Jaydien asked to speak to CNN to give his version of what went wrong at the school. "If we would've had more people, this would've never happened," he said, referring to police officers.

He lost his cousin Rojelio Torres and his best friend, Jayce Luevanos, both 10, in the classroom next door.

Jaydien said he would play hide-and-seek or tag every recess with Rojelio, left, and Jayce.

He said he now wants "cops everywhere" to stop more violence, but when asked what makes it hard today, he replied: "That my mom can hardly afford anything."

Rodriguez said she had not been to work since May 24, the day of the shooting. There has been financial assistance but she had to go and find it -- no one was calling to check in or offer it.

Chavez chimed in: "We're not wanting to annoy or bug anybody about it, but at the same time, the bills don't stop."

And those bills will include medical visits, therapy and likely more things than the families can comprehend at the moment that require their time as well as their money.

Orona said: "It's just something that doesn't have a time -- to say, OK, give us enough for a month or a year or something.

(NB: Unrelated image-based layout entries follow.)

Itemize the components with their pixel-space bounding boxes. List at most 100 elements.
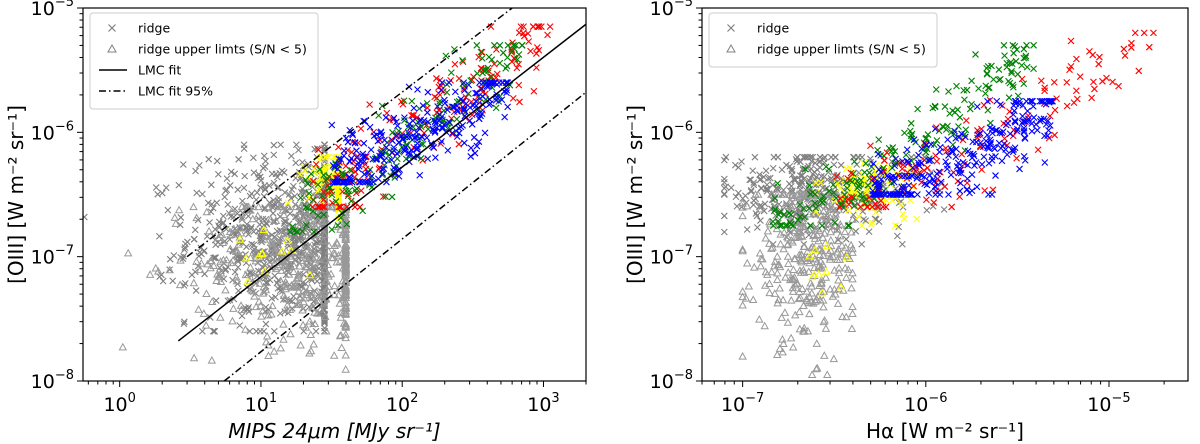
data-point [283, 300, 292, 309]
data-point [771, 206, 779, 213]
data-point [1009, 132, 1017, 140]
data-point [325, 184, 333, 192]
data-point [238, 312, 246, 320]
data-point [327, 253, 336, 261]
data-point [869, 191, 877, 198]
data-point [1090, 78, 1097, 86]
data-point [393, 155, 401, 163]
data-point [212, 254, 220, 262]
data-point [922, 141, 930, 149]
data-point [821, 273, 831, 281]
data-point [527, 47, 534, 55]
data-point [1002, 121, 1010, 129]
data-point [310, 165, 318, 172]
y-tick-label: 10−5 [31, 0, 74, 20]
data-point [366, 101, 373, 108]
data-point [324, 189, 332, 197]
data-point [1016, 165, 1023, 173]
data-point [312, 327, 320, 335]
data-point [227, 206, 236, 215]
data-point [823, 202, 832, 210]
data-point [996, 75, 1004, 83]
plot-area [83, 8, 586, 381]
data-point [393, 132, 400, 139]
data-point [812, 204, 820, 212]
data-point [992, 153, 999, 160]
data-point [889, 151, 897, 159]
data-point [509, 95, 517, 102]
data-point [483, 82, 491, 90]
data-point [284, 199, 292, 207]
data-point [288, 283, 297, 291]
data-point [515, 51, 523, 58]
data-point [1020, 127, 1028, 135]
data-point [825, 284, 835, 293]
data-point [320, 211, 328, 219]
data-point [269, 196, 277, 204]
data-point [995, 139, 1003, 147]
data-point [734, 189, 742, 197]
x-tick-label: 10−6 [904, 391, 947, 416]
data-point [197, 258, 206, 267]
data-point [382, 193, 389, 200]
data-point [738, 246, 747, 255]
data-point [798, 179, 806, 187]
data-point [738, 351, 747, 360]
data-point [954, 106, 962, 114]
data-point [279, 210, 289, 219]
data-point [1014, 125, 1021, 133]
data-point [316, 166, 324, 173]
data-point [300, 214, 309, 222]
data-point [277, 141, 285, 149]
data-point [769, 218, 777, 225]
data-point [858, 194, 866, 202]
data-point [301, 262, 310, 270]
data-point [857, 190, 864, 198]
data-point [1131, 29, 1139, 37]
data-point [1008, 69, 1015, 77]
data-point [504, 79, 512, 86]
data-point [936, 148, 943, 156]
data-point [757, 185, 765, 192]
data-point [283, 229, 292, 238]
data-point [473, 70, 481, 77]
data-point [330, 290, 339, 298]
data-point [490, 60, 498, 68]
fit-line-lmc-95-2 [223, 91, 586, 381]
data-point [914, 105, 921, 113]
data-point [235, 234, 245, 243]
data-point [511, 45, 518, 53]
cluster-blue [869, 97, 1056, 198]
data-point [297, 194, 305, 202]
data-point [199, 309, 209, 317]
data-point [786, 162, 794, 170]
data-point [1121, 52, 1129, 59]
data-point [206, 219, 213, 226]
data-point [860, 160, 868, 167]
data-point [761, 233, 770, 242]
data-point [321, 306, 328, 313]
data-point [1036, 97, 1044, 105]
data-point [411, 134, 418, 142]
data-point [284, 270, 294, 278]
data-point [842, 252, 852, 261]
data-point [249, 154, 257, 162]
data-point [496, 41, 504, 49]
data-point [432, 117, 439, 125]
data-point [382, 144, 390, 151]
data-point [308, 264, 317, 272]
data-point [302, 253, 312, 261]
data-point [209, 261, 218, 269]
data-point [535, 23, 543, 31]
data-point [299, 297, 308, 306]
data-point [285, 305, 295, 313]
data-point [907, 119, 915, 127]
data-point [314, 181, 322, 188]
data-point [858, 240, 866, 248]
data-point [929, 176, 937, 183]
data-point [845, 222, 853, 229]
data-point [360, 139, 368, 147]
data-point [379, 193, 387, 200]
data-point [189, 202, 198, 211]
data-point [293, 141, 300, 149]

They're going to have issues for the rest of their lives ... our children are not the same anymore. They're not like they used to be."

Some parents of surviving children have even apologized to the families of the dead for their own sons and daughters being alive. The mothers CNN spoke to said they had not done any media interviews before to make sure the attention was given to the bereaved families and those they lost.

Jessica Orona said noises and smells can suddenly remind her son, Noah, of being trapped in the classroom.

Orona believes her son had a purpose in being spared. Rodriguez fears something else bad could happen to Jaydien at any time. Chavez says she does all she can to care for AJ while not neglecting her other two children.

She fought not to cry in front of her son at the hospital as she cleaned someone else's blood off his face.

Orona says she has not cried at all.

"The day that that happened, I just shut down and I just said, 'I have to be strong for my son.' And it's been hard. There's times that I just want to break down and cry, but I just can't let myself do that," she said. "I cannot bring myself to cry right now. Maybe in a couple of months I might just totally break down. But I, I just, it's too hard."